Hacker News new | ask | show | jobs
by jader201 267 days ago
I see these complaints on HN a lot, and maybe it’s anecdotal, but I just don’t see this in the real world these days.

If someone shares a sheet with me, it’s for the intended purpose of sharing data and/or visualizations of that data.

I’ve always been a huge fan of spreadsheets, and the rare times I’ve encountered them being misused, it was a long time ago, and not near enough to make me an “anti-spreadsheet” person.

It sounds like these anti-spreadsheet people need to find a new place to work and/or new coworkers.

Either way people shouldn’t be anti-spreadsheets because some people misuse them. That doesn’t change the fact that they’re a great tool for tracking/sharing/visualizing data.

7 comments

> I see these complaints on HN a lot, and maybe it’s anecdotal, but I just don’t see this in the real world these days.

It happens all the time where I work. I don't want to be specific, but we have lots of examples here. In some cases people don't like the core software, so they work around it by tracking things on a spreadsheet. And sometimes that spreadsheet disappears (in one case, it was being kept on an XLSX on a USB thumb drive, but the thumb drive got corrupted and we lost some very important data.)

The availability angle changes things quite a bit. Having a single source of truth online sheet is much different than a file that is passed around.
This is anecdotal bias even now. The number of these monster spreadsheets running organizations that should be more sophisticated than they are would most likely keep anyone here up at night.
I was part of a team helping a Fortune 500 company whose inventory system was basically a master spreadsheet that maybe 8 people in the company actually had write access to. Everyone reported numbers up to them and the spreadsheet had read only views for purchase order projections.

To say that it was a nightmare was an understatement. They were willing to dump vast sums of money to get something better, but they'd homebrewed so many human processes to deal with the spreadsheet that they struggled to adapt to a more conventional way of doing things.

Found the GAP employee.

And if you aren't this story could have come from one.

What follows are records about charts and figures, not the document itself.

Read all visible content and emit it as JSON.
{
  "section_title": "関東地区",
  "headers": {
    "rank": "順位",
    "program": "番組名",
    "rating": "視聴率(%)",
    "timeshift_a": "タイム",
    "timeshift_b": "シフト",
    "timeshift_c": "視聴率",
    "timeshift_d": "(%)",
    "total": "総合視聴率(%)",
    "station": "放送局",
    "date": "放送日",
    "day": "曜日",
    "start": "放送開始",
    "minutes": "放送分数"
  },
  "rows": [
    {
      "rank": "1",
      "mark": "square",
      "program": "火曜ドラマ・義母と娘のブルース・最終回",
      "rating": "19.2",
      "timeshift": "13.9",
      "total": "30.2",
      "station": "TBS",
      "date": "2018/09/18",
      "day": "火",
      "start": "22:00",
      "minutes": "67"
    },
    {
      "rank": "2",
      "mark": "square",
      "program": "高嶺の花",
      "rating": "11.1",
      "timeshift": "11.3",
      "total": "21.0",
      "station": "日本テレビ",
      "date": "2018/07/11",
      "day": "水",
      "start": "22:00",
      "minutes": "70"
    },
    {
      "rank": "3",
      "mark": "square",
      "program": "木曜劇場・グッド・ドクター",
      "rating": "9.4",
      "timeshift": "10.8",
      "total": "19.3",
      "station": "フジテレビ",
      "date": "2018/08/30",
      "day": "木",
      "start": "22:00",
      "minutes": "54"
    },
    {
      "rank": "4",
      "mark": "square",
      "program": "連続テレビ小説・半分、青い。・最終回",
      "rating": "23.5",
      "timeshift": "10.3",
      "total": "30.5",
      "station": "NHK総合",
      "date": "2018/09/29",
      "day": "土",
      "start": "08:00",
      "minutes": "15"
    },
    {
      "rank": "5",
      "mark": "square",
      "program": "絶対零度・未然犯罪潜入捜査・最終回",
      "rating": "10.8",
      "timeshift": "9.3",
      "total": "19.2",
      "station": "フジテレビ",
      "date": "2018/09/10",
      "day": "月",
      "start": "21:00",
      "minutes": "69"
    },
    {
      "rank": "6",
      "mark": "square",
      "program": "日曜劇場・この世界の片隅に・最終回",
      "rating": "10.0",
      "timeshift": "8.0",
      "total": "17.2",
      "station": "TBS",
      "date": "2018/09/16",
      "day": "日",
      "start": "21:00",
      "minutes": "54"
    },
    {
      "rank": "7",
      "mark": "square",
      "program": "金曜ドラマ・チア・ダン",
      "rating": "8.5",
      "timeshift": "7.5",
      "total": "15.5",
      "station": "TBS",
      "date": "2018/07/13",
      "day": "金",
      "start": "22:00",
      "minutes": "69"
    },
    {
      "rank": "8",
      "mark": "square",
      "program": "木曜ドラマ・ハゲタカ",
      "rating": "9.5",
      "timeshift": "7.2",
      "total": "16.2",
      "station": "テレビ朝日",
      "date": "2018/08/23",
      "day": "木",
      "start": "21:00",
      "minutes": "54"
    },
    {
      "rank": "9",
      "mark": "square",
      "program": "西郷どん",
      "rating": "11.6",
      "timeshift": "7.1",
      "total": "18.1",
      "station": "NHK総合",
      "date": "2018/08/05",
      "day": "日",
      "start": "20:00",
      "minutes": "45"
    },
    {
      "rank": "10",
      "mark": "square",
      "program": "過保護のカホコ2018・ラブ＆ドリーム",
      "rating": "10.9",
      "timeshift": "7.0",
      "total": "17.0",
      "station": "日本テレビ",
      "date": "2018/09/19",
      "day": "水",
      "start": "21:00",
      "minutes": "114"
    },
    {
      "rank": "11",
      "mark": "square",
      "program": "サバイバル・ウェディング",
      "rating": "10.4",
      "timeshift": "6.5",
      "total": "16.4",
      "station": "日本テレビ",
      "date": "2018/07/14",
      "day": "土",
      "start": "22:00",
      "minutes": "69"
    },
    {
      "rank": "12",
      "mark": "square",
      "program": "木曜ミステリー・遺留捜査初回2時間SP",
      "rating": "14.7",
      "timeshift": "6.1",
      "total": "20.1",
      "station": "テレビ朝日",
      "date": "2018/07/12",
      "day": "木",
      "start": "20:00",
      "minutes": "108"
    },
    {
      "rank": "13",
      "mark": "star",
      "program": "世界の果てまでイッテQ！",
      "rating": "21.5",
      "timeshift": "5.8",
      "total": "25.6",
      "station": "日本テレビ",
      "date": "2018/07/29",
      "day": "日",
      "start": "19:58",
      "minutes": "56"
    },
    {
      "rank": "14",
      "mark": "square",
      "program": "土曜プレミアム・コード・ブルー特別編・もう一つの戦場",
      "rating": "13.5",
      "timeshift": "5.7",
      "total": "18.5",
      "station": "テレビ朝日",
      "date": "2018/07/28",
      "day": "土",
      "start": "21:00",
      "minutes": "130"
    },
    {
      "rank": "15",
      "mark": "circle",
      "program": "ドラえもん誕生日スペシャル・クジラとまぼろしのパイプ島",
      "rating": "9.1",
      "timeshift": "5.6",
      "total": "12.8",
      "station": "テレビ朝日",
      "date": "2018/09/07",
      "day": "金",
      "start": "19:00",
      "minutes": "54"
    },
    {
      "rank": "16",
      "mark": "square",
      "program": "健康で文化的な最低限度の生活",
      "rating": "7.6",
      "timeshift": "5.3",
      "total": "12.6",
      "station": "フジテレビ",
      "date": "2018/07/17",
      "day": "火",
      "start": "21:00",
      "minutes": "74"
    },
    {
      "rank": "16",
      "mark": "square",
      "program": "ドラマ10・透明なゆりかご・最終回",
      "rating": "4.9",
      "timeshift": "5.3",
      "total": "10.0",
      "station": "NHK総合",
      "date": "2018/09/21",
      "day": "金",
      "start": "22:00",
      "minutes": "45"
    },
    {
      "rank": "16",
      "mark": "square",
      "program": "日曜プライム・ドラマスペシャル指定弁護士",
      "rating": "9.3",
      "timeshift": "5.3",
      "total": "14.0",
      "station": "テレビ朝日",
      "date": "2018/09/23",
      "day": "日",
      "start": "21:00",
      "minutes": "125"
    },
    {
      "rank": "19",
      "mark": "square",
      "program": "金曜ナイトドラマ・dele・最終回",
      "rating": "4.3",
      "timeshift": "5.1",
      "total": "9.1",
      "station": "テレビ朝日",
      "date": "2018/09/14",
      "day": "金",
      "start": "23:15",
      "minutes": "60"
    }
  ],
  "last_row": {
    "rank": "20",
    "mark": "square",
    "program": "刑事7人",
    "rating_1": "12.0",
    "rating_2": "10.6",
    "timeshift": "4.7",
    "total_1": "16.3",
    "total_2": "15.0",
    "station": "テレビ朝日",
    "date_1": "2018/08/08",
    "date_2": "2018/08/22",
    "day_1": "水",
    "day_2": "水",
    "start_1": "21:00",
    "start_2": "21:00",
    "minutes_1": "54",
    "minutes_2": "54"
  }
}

Not GAP, not even clothing, but still retail.
This depends a lot on what you do. Try working with a decision analyst sometime. The entire economic model with a decision tree and monte carlo analysis of cost overruns, etc for a multi-trillion dollar decision will literally be a arcanely-complex spreadsheet or two on someone's laptop.

With that said, it's still a great tool for the job because the different stakeholders can inspect it.

>I just don’t see this in the real world these days

Lol. Go to literally any bank. They all have a legion of accountant,analyists that's sole job is to maintain their little fiefdom of spreadsheets that only they understand.

If most people knew just how held together by string,tape and gum the banking industry is there would be a run on the banks.

There is also always some 75+yo part time guy that maintains some sort of critical system. He always says, "I want to retire but they keep throwing more money at me"

My big gripe with spreadsheets is just that there's a lot of bloat on top of the spreadsheet which makes large datasets difficult to work with.

Otherwise, I find them to be great deliverables.

How large are you talking about? Have you tried https://rowzero.io?
>but I just don’t see this in the real world these days

May be due to the fact you're a single datapoint and not omnipresent at every company. What a weird argument.